Fig. 3Resolution of Coats-Like Response in the Left Eye: Pre- and Postoperative Outcomes Following Silicone Oil Removal and Retinal Laser Photocoagulation. A-C: At the 5-month follow-up, dilated fundus examination of the left eye shows a well-attached retina with silicone oil in situ and a reduction in hard exudates. D-G: Wide-field fluorescein angiography reveals temporal capillary dropout and leakage in the inferotemporal quadrant, corresponding to the areas of hard exudates observed clinically. These findings are consistent with a secondary Coats-like response, likely associated with vitreoretinal surgery and proliferative diabetic retinopathy.

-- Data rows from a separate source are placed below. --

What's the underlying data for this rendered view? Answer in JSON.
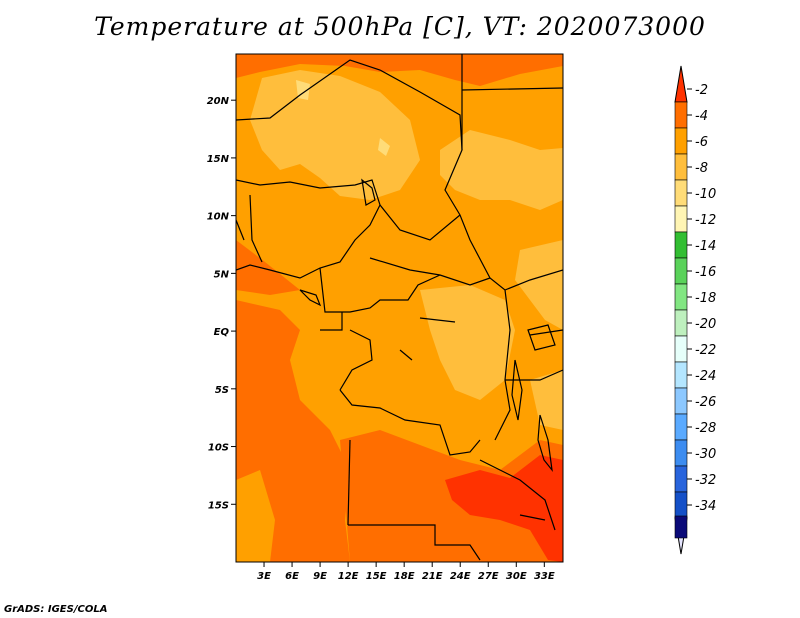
{
  "title": "Temperature at 500hPa [C], VT: 2020073000",
  "credit": "GrADS: IGES/COLA",
  "map": {
    "lon_range": [
      0,
      35
    ],
    "lat_range": [
      -20,
      24
    ],
    "lat_ticks": [
      {
        "value": 20,
        "label": "20N"
      },
      {
        "value": 15,
        "label": "15N"
      },
      {
        "value": 10,
        "label": "10N"
      },
      {
        "value": 5,
        "label": "5N"
      },
      {
        "value": 0,
        "label": "EQ"
      },
      {
        "value": -5,
        "label": "5S"
      },
      {
        "value": -10,
        "label": "10S"
      },
      {
        "value": -15,
        "label": "15S"
      }
    ],
    "lon_ticks": [
      {
        "value": 3,
        "label": "3E"
      },
      {
        "value": 6,
        "label": "6E"
      },
      {
        "value": 9,
        "label": "9E"
      },
      {
        "value": 12,
        "label": "12E"
      },
      {
        "value": 15,
        "label": "15E"
      },
      {
        "value": 18,
        "label": "18E"
      },
      {
        "value": 21,
        "label": "21E"
      },
      {
        "value": 24,
        "label": "24E"
      },
      {
        "value": 27,
        "label": "27E"
      },
      {
        "value": 30,
        "label": "30E"
      },
      {
        "value": 33,
        "label": "33E"
      }
    ]
  },
  "colorbar": {
    "levels": [
      "-2",
      "-4",
      "-6",
      "-8",
      "-10",
      "-12",
      "-14",
      "-16",
      "-18",
      "-20",
      "-22",
      "-24",
      "-26",
      "-28",
      "-30",
      "-32",
      "-34"
    ],
    "colors": [
      "#ff3200",
      "#ff6e00",
      "#ffa000",
      "#ffbe3c",
      "#ffdc78",
      "#fff5b4",
      "#32be32",
      "#5ad25a",
      "#82e682",
      "#bef0be",
      "#e6fffa",
      "#b4e6ff",
      "#8cc8ff",
      "#5aaaff",
      "#3c8cf0",
      "#2864dc",
      "#1450c8",
      "#0a0a78"
    ]
  }
}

H, I: Two weeks post-silicone oil removal, the patient’s best-corrected visual acuity (BCVA) in the left eye deteriorated to 6/60, attributed to the rapid progression of posterior subcapsular cataract. Fundus examination shows a well-attached retina with complete resolution of hard exudates. J: Optical coherence tomography (OCT) confirms the resolution of subretinal lipid exudation, marking a successful resolution of the Coats-like response
Two weeks post-silicone oil removal, the patient’s BCVA in the left eye had deteriorated to 6/60, attributed to rapid progression of a posterior subcapsular cataract. The intraocular pressure remained normal, and fundus examination showed a well-attached retina with complete resolution of hard exudates. OCT scans confirmed the resolution of the subretinal lipid exudation (Fig. 3H-J). The patient was counselled for requiring cataract surgery in the future and was advised to follow up with the retina clinic after 4 weeks.